Récolter les cheveux coupés pour en faire des boudins capables de dépolluer les océans et les ports : c’est la proposition de Thierry Gras, qui a fondé l’association Coiffeurs justes en 2015.
Comment vous est venue l’idée de réutiliser les cheveux pour la dépollution des océans ?
L’idée n’est pas tout à fait de moi. Déjà en 1978, lors du naufrage de l’Amoco Cadiz, les pêcheurs, qui avaient d’abord tenté de contenir la pollution avec leurs filets, avaient ensuite eu l’idée d’ajouter des cheveux pour absorber les hydrocarbures. Je me suis souvenu des images du pétrolier au large de la Bretagne, à la télévision. En 2010, aux Etats-Unis, l’association Matter of trust avait aussi utilisé les cheveux après l’explosion de la plateforme Deepwater.
En 2014, j’ai créé une licence de marque, l’équivalent d’une franchise. J’ai alors voulu proposer l’égalité de tarifs entre hommes et femmes et le recyclage des cheveux. Cela faisait trente ans que je pensais à cette question du recyclage. Les cheveux représentent 50 % des déchets d’un coiffeur. Je pensais qu’il existait déjà des solutions en France, mais rien. Je me suis alors souvenu de ce que j’avais appris dès le CAP sur les qualités du cheveu : lipophile, imputrescible, isolant, élastique… Le cheveu dispose de caractéristiques très intéressantes pour la dépollution. J’ai donc créée l’association Coiffeurs justes pour mettre au point une solution de recyclage des cheveux coupés.
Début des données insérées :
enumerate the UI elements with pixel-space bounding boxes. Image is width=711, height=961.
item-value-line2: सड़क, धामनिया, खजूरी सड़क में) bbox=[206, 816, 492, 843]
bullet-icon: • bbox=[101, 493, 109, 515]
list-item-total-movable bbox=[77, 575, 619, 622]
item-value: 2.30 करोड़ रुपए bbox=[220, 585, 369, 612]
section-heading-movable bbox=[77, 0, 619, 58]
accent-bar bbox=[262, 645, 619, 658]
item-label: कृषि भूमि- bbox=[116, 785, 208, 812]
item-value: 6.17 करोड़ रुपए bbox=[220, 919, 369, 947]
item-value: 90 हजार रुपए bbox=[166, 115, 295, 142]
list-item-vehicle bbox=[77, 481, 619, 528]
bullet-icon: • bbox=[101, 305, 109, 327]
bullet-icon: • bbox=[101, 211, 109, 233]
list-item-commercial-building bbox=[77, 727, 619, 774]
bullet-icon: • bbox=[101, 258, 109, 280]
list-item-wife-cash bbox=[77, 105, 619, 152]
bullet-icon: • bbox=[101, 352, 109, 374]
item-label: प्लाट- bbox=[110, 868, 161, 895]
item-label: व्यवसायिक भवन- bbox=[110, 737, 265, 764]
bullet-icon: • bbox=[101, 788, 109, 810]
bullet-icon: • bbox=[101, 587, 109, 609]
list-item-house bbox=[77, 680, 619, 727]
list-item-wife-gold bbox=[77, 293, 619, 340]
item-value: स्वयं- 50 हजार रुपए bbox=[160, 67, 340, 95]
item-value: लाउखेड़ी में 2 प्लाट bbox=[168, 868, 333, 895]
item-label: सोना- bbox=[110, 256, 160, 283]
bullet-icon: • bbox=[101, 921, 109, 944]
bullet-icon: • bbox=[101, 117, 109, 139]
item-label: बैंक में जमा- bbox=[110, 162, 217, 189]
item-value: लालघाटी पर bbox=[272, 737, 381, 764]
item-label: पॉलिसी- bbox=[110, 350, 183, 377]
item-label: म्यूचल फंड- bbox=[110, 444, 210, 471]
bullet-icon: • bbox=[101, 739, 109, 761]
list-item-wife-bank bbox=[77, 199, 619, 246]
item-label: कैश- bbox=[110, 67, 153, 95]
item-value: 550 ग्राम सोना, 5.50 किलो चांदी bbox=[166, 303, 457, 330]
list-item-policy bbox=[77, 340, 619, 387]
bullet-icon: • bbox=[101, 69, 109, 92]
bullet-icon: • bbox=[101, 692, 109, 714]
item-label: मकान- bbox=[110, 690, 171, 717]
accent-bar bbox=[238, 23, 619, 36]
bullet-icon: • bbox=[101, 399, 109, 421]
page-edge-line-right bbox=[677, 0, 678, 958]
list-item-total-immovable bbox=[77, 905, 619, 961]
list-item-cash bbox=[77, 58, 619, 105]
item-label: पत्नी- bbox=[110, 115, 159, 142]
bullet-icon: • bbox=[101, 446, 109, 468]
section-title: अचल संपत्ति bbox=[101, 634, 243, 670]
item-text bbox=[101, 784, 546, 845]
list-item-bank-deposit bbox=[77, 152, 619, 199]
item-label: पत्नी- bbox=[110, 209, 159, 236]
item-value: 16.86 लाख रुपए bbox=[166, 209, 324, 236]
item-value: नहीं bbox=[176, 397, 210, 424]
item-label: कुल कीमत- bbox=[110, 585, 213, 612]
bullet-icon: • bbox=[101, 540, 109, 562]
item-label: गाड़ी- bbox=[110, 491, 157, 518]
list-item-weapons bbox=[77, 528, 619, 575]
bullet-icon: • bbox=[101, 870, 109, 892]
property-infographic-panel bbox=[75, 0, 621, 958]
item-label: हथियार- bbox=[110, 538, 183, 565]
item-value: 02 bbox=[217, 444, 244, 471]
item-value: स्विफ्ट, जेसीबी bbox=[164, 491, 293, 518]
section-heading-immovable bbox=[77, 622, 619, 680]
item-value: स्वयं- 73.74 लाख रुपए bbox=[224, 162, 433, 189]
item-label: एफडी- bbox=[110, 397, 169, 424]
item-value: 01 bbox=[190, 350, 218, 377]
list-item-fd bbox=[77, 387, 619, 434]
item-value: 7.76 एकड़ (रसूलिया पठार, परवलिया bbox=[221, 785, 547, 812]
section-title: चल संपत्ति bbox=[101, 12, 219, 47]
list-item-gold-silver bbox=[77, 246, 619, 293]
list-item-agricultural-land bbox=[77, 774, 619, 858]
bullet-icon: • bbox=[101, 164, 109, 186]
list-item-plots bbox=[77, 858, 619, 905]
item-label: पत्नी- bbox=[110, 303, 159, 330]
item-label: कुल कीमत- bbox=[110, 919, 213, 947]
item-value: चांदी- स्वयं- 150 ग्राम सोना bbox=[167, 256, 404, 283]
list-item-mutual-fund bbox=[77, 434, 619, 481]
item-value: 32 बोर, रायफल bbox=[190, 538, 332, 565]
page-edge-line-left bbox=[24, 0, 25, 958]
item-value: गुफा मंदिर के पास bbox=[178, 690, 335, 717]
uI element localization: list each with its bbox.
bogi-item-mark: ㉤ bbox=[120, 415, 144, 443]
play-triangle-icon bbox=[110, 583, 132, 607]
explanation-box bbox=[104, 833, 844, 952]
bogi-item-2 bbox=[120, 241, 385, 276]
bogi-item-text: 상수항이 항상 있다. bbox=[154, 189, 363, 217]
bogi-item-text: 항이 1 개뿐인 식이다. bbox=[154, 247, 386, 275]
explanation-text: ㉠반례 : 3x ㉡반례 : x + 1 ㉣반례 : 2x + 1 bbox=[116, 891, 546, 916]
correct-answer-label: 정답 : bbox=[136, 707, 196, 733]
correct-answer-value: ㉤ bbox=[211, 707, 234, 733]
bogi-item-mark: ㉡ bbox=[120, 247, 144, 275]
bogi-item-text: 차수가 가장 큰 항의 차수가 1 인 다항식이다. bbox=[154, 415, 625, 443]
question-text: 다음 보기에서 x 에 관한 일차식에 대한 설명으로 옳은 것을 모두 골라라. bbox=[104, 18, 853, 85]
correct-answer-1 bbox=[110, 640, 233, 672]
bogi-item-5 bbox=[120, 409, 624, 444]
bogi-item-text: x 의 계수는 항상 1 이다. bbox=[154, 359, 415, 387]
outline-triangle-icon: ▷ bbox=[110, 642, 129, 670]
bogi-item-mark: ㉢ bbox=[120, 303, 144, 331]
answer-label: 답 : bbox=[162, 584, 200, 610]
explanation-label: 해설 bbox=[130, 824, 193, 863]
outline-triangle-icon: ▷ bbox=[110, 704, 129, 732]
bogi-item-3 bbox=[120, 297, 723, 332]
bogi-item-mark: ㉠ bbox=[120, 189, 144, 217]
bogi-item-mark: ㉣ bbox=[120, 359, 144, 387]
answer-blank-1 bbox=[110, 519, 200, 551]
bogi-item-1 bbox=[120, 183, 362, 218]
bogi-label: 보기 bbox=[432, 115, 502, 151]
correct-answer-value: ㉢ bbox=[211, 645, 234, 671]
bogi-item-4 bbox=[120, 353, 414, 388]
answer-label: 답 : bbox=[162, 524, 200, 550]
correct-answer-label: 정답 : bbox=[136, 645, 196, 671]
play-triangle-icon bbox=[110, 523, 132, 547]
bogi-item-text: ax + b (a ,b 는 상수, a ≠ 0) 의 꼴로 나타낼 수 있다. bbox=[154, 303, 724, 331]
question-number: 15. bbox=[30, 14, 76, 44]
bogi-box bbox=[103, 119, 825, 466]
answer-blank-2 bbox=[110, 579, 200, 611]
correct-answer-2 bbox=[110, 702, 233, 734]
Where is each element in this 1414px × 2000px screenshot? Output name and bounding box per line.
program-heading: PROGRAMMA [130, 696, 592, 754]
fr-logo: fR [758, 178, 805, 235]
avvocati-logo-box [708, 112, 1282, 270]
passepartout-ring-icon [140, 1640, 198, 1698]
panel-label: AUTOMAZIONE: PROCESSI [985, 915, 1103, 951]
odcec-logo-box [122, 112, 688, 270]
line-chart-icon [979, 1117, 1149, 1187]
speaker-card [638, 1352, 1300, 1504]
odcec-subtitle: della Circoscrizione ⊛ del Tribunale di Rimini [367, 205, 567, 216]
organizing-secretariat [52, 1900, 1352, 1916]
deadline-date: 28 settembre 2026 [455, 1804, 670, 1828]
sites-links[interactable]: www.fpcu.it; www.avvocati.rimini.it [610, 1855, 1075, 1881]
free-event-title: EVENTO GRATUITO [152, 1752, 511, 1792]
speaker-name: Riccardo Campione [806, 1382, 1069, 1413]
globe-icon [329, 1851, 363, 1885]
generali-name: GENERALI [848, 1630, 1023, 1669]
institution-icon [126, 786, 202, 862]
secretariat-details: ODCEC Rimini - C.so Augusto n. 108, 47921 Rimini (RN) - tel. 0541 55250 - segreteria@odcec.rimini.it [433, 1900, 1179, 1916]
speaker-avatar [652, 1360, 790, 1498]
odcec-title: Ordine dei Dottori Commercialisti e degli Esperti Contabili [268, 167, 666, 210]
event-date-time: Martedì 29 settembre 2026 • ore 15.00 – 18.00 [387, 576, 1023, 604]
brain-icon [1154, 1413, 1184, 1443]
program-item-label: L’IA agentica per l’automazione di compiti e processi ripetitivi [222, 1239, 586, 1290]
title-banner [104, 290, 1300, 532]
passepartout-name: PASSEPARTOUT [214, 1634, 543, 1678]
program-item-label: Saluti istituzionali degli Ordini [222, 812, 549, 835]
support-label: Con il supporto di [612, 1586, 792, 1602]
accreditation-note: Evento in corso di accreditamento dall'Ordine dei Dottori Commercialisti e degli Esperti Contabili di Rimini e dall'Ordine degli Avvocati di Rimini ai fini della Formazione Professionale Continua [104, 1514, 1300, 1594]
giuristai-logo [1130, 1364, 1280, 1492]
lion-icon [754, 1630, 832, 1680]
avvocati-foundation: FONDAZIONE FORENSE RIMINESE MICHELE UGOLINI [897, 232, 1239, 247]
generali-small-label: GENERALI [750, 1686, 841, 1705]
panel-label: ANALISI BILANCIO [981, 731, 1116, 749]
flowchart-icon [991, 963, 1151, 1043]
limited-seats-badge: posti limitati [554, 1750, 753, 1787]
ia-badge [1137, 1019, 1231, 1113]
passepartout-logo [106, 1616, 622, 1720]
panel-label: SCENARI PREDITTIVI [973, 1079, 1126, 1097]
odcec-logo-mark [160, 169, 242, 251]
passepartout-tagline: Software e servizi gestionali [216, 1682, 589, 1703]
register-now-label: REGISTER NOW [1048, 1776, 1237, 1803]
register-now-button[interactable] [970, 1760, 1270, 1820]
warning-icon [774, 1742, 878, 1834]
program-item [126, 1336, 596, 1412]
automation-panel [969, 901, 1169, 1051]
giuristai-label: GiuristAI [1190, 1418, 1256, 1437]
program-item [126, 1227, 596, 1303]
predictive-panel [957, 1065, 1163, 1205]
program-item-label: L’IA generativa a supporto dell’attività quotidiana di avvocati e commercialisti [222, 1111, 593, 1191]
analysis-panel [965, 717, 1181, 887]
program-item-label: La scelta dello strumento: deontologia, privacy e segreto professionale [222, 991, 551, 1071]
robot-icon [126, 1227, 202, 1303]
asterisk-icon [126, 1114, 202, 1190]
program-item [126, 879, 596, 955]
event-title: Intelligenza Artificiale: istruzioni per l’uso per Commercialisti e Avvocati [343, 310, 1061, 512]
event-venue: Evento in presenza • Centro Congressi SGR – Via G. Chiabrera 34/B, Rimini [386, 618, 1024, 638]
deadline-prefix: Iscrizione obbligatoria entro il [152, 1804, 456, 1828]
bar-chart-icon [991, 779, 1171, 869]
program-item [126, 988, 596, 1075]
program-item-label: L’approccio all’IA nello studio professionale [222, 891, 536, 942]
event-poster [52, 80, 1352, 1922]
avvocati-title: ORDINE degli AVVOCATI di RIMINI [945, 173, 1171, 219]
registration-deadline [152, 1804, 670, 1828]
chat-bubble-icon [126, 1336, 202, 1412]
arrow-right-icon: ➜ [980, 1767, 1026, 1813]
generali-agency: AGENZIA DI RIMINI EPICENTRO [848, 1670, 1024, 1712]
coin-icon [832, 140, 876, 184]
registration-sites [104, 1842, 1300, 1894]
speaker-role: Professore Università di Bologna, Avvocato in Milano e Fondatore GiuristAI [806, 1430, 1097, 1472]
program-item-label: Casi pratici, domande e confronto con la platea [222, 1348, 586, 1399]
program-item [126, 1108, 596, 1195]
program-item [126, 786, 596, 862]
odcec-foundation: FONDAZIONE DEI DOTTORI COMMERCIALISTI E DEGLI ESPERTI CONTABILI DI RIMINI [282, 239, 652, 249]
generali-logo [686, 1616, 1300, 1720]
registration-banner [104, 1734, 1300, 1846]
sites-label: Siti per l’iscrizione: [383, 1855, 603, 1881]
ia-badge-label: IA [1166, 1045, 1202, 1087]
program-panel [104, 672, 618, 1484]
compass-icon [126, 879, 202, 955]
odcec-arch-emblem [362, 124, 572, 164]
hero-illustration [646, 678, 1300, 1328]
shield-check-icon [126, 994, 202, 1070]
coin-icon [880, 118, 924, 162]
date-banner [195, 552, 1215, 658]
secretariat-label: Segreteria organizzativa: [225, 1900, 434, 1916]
Comment fonctionne Coiffeurs justes ?
Les coiffeurs qui le veulent adhèrent à l’association. Nous leur demandons 25 euros par an. Ils peuvent ensuite commander des sacs à cheveux (un euro par sac) qui leur permettent de nous envoyer les cheveux coupés de leurs clients. Un sac peut contenir plus de 200 coupes. Nous récupérons tous les cheveux, sans distinction, mis à part les mèches de plus de 30 centimètres, qui sont utilisées par des associations engagées dans la lutte contre le cancer comme Fake hair don’t care. Nous comptons aujourd’hui 5.000 salons partenaires.
Les cheveux coupés sont en suite envoyés dans un ESAT, qui conçoit des boudins de cheveux capables de capter les pollutions et hydrocarbures dans l’eau. De tels boudins existent déjà, mais ils sont fabriqués à partir de matières synthétiques et sont moins efficaces.
Ces boudins de dépollution sont-ils déjà utilisés dans les ports ?
Nous avons créé cet été une société, Ecofhair, afin de commercialiser les boudins. Nous les avons déjà mis en place dans le port de Cavalaire. Si tout se déroule comme prévu, ils devraient prochainement être installés dans les 150 ports de Provence-Alpes-Côte-d’Azur. Nous avons aussi des discussions concernant le lac Léman, le bassin d’Arcachon…
Quelle est la prochaine étape ?
D’une part, nous voudrions impliquer les collectivités, afin qu’elles mettent des containers à disposition des coiffeurs. Actuellement, ces derniers envoient les cheveux coupés à leurs frais. D’autre part, nous pensons dupliquer le concept dans les pays européens limitrophes. Nous avons beaucoup de demandes de la part de coiffeurs implantés dans ces pays.